Deutlich intelligentere Skeptiker als diejenigen, die solche Thesen verbreiten, argumentieren, dass der Mensch der Altsteinzeit schlicht und einfach nicht alt genug wurde, um die typischen Symptome der Krankheiten, die wir „Zivilisationskrankheiten“ nennen, auszubilden. Dass es keine Folge eines inadäquaten Lebenstils sei, wenn man diese Krankheiten bekäme, sondern unabhängig davon lediglich eine Frage des Älterwerdens. Ein Schicksal also, das mit hoher Wahrscheinlichkeit auch unsere Urahnen ereilt hätte, wenn sie nur alt genug geworden wären.
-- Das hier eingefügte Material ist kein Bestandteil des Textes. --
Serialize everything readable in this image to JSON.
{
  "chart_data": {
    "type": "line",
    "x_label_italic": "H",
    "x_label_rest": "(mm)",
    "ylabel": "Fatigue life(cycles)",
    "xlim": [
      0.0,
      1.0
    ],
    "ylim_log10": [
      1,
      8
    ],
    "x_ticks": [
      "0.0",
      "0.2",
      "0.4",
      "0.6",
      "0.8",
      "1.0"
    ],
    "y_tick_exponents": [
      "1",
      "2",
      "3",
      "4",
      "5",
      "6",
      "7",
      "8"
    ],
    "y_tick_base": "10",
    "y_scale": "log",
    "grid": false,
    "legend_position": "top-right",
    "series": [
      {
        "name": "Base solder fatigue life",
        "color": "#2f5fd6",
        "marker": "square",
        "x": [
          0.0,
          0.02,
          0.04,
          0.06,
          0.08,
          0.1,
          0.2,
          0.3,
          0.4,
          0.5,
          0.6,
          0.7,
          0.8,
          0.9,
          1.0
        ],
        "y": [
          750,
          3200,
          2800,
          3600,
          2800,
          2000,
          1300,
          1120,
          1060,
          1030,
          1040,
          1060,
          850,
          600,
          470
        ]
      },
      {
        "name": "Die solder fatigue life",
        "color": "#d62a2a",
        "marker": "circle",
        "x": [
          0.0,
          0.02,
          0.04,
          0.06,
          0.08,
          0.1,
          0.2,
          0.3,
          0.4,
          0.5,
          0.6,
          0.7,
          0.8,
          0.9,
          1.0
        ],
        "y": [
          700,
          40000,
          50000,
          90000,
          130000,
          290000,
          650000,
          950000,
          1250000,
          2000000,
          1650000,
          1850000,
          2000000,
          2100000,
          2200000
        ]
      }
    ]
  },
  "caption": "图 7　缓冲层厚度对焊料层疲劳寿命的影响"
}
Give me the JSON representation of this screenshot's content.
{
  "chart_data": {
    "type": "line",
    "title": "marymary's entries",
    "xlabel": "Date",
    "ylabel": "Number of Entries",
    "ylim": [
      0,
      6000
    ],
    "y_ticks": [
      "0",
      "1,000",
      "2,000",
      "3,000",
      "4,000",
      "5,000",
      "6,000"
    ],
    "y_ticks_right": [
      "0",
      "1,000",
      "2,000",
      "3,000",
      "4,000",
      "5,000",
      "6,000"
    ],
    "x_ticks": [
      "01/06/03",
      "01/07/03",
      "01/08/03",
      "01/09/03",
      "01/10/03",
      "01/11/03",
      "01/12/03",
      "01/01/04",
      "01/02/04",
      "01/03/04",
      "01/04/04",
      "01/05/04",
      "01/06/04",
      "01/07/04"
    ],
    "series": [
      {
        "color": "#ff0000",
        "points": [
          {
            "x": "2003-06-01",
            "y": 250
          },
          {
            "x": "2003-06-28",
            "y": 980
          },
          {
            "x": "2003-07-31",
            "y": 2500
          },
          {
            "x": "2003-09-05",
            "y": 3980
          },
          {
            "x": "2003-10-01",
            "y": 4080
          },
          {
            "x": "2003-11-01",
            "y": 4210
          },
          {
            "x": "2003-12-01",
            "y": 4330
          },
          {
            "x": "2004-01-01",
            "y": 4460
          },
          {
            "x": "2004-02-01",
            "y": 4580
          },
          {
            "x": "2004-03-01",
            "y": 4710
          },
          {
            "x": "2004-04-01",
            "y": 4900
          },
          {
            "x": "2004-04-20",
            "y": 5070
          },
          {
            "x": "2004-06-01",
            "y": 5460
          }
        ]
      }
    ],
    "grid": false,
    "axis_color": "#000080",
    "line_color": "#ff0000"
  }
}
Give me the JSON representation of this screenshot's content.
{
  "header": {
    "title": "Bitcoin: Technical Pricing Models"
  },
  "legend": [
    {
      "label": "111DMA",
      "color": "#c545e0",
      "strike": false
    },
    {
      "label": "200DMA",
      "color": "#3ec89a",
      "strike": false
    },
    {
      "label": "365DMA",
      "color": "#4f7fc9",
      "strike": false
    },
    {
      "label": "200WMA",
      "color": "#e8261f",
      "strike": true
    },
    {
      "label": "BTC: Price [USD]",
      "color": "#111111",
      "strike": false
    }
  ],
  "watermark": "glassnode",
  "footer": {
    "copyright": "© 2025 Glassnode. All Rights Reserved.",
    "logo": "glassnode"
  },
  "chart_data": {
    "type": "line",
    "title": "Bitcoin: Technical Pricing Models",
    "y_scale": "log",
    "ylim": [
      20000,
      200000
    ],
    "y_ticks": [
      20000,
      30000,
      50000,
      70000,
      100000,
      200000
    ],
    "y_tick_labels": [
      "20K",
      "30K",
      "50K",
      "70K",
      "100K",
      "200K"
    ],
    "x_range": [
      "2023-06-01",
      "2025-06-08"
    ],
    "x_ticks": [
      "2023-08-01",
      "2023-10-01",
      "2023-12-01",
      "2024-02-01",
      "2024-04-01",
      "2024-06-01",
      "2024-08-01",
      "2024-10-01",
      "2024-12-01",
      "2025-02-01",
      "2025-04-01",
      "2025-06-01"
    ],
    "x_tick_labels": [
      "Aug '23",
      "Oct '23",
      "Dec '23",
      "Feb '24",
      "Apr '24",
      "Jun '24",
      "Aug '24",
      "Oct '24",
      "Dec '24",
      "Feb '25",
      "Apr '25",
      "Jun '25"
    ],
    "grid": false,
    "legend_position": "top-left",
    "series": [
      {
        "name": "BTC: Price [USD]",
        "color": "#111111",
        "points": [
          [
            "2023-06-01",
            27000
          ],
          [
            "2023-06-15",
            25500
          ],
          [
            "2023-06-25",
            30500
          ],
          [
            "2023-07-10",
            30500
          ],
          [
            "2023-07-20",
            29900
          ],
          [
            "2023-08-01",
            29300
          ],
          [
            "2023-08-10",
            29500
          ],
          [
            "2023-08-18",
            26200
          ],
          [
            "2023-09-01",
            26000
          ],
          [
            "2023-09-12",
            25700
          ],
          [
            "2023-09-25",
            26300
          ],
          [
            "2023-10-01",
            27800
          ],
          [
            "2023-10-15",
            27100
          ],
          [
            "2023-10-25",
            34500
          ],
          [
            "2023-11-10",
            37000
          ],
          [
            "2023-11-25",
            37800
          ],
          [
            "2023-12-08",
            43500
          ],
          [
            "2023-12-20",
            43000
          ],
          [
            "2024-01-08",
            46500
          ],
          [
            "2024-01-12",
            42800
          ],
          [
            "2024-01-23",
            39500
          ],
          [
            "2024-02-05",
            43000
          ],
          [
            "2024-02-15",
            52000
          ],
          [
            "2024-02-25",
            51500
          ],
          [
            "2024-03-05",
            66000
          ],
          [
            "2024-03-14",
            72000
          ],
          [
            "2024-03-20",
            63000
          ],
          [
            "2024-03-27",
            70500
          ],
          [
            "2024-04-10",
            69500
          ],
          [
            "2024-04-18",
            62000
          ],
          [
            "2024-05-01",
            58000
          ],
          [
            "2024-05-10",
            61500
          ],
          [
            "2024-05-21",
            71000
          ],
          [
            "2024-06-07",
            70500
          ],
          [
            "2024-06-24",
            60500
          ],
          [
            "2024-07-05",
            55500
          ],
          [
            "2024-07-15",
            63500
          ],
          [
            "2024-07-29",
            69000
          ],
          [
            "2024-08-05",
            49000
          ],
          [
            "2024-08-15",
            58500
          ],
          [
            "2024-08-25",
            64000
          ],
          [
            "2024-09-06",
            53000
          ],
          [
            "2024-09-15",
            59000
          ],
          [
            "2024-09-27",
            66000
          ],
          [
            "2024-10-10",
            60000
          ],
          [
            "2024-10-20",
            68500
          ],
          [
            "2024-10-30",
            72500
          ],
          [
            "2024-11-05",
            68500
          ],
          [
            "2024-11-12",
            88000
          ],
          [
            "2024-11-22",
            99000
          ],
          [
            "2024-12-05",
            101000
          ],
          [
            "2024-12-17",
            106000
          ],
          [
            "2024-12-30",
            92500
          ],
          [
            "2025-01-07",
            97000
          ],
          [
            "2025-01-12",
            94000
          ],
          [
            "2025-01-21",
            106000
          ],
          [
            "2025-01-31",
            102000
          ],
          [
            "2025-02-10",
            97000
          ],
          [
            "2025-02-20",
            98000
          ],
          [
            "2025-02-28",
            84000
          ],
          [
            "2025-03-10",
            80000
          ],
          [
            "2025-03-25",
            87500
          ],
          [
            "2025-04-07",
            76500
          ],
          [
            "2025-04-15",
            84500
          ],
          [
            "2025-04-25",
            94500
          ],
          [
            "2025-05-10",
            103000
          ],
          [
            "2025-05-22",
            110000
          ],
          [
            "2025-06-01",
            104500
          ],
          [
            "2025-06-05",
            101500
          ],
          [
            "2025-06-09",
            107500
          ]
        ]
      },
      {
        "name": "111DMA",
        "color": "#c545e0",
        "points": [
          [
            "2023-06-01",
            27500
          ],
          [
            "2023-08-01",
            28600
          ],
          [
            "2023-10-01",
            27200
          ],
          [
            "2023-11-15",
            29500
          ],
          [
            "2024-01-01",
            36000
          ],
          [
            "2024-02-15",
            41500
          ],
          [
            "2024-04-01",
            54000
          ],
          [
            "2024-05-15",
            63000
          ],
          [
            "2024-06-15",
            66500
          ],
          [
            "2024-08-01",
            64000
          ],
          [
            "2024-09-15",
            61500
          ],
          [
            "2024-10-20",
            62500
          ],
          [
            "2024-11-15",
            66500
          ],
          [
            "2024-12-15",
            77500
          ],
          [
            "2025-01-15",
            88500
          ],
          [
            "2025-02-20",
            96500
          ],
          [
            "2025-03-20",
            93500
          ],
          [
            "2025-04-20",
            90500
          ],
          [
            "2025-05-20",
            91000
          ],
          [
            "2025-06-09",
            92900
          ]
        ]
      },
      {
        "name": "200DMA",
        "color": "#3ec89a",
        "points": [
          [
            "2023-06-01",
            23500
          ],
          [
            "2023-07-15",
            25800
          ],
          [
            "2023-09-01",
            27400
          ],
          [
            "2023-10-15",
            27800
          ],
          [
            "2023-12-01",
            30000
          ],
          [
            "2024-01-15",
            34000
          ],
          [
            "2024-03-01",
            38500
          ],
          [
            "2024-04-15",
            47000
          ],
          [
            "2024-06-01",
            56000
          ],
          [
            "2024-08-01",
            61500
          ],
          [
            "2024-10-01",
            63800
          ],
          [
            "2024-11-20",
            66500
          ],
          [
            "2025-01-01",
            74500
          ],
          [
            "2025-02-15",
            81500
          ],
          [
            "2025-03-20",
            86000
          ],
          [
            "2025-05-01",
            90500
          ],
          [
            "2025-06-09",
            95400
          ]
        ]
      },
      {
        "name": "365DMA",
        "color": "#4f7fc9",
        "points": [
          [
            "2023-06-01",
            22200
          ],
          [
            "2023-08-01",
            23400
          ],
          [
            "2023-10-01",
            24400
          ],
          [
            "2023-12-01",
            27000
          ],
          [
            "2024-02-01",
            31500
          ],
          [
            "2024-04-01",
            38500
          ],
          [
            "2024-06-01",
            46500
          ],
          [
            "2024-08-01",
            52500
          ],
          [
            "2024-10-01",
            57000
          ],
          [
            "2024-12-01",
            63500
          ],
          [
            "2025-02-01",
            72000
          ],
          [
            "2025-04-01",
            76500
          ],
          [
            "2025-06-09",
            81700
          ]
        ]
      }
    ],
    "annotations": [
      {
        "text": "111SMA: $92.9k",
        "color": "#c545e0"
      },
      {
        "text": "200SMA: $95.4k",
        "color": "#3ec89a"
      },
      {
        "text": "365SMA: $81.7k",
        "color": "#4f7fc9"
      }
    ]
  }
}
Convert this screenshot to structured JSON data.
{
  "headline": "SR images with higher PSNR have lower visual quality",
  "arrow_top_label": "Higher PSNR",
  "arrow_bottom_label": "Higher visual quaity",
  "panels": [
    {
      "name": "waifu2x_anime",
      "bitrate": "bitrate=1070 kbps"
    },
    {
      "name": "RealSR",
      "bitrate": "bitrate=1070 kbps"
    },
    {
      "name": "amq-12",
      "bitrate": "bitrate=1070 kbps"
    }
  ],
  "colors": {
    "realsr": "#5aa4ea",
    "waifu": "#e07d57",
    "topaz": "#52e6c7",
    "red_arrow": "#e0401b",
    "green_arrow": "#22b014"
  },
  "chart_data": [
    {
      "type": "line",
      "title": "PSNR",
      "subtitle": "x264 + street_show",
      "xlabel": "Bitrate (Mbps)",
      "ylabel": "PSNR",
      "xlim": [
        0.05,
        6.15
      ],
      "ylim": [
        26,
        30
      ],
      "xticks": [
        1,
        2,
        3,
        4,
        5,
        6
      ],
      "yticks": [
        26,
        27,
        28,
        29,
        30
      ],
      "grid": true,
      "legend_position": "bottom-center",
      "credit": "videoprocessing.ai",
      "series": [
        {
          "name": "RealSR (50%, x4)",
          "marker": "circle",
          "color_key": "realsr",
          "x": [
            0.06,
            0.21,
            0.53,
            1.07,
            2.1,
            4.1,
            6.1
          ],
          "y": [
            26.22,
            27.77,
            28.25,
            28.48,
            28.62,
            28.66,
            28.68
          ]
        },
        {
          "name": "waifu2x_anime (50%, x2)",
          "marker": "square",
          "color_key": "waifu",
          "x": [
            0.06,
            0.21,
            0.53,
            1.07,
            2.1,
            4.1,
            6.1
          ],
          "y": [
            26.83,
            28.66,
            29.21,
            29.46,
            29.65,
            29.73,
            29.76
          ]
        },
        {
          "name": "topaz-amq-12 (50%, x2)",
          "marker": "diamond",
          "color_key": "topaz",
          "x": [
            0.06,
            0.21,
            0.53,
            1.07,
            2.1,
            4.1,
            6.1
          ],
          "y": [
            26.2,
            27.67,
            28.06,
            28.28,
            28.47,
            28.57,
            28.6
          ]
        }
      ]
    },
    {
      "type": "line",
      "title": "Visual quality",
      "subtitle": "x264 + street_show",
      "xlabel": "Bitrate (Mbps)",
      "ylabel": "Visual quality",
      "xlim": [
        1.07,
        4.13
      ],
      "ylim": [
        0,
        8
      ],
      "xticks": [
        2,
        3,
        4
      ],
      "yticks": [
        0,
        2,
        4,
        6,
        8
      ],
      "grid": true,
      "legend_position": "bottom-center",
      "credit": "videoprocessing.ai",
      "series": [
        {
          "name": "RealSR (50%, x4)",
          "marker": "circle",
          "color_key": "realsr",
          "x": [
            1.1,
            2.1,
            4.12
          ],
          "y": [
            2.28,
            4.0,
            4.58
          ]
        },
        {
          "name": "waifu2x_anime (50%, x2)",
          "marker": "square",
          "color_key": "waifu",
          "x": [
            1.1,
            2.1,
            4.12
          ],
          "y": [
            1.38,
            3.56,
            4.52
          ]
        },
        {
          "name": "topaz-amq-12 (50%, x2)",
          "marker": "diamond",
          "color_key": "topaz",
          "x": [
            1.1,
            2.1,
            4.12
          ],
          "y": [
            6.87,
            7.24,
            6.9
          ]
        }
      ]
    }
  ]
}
Was ist nun dran an diesen Einwänden? Wie alt wurden unsere Ahnen der Steinzeit wirklich? Gibt es harte Anhaltspunkte für die These, dass auch unsere Urahnen trotz signifikant anderen Lebensstils (bedeutend mehr körperliche Aktivität, andere Ernährung) auch an „unseren“ Zivilisationskrankheiten erkrankten? Und: Sind wir auf dem Holzweg, wenn wir unseren Lebensstil an dem unserer Ahnen aus dem Paläolithikum anzulehnen versuchen? Wenn wir der „Discordance Hypothese“ von S. Boyd Eaton und Melvin Konner folgen, die die Ursache der meisten, als lebenstilbedingt vermuteten Probleme unserer Zeit, im Auseinanderklaffen unseres genetisch verankerten evolutorischen Erbes und unserem Lebenstil verorten?
von Robert Bock
von Robert Bock
Zunächst einmal ist zu klären, wie alt denn nun der Mensch der Steinzeit, gemessen an den Erkenntnissen der Paläoanthropologie tatsächlich wurde. Das erste Fettnäpfchen für pseudointellektuelle Zeitgenossen, stellt hier schon einmal die üblicherweise von Bevölkerungsstatistikern verwendete Größe „Lebenserwartung bei Geburt in Jahren“ dar. Diese weist für den Homo Sapiens der Altsteinzeit eine Lebenserwartung von 33 Jahren aus. (vgl. dazu Hillard Kaplan, Kim Hill, Jane Lancaster, and A. Magdalena Hurtado (2000). "A Theory of Human Life History Evolution: Diet, Intelligence and Longevity". Evolutionary Anthropology 9 (4): 156–185; Caspari, Rachel & Lee, Sang-Hee (July 27, 2004). "Older age becomes common late in human evolution". Proceedings of the National Academy of Sciences 101 (20): 10895–10900).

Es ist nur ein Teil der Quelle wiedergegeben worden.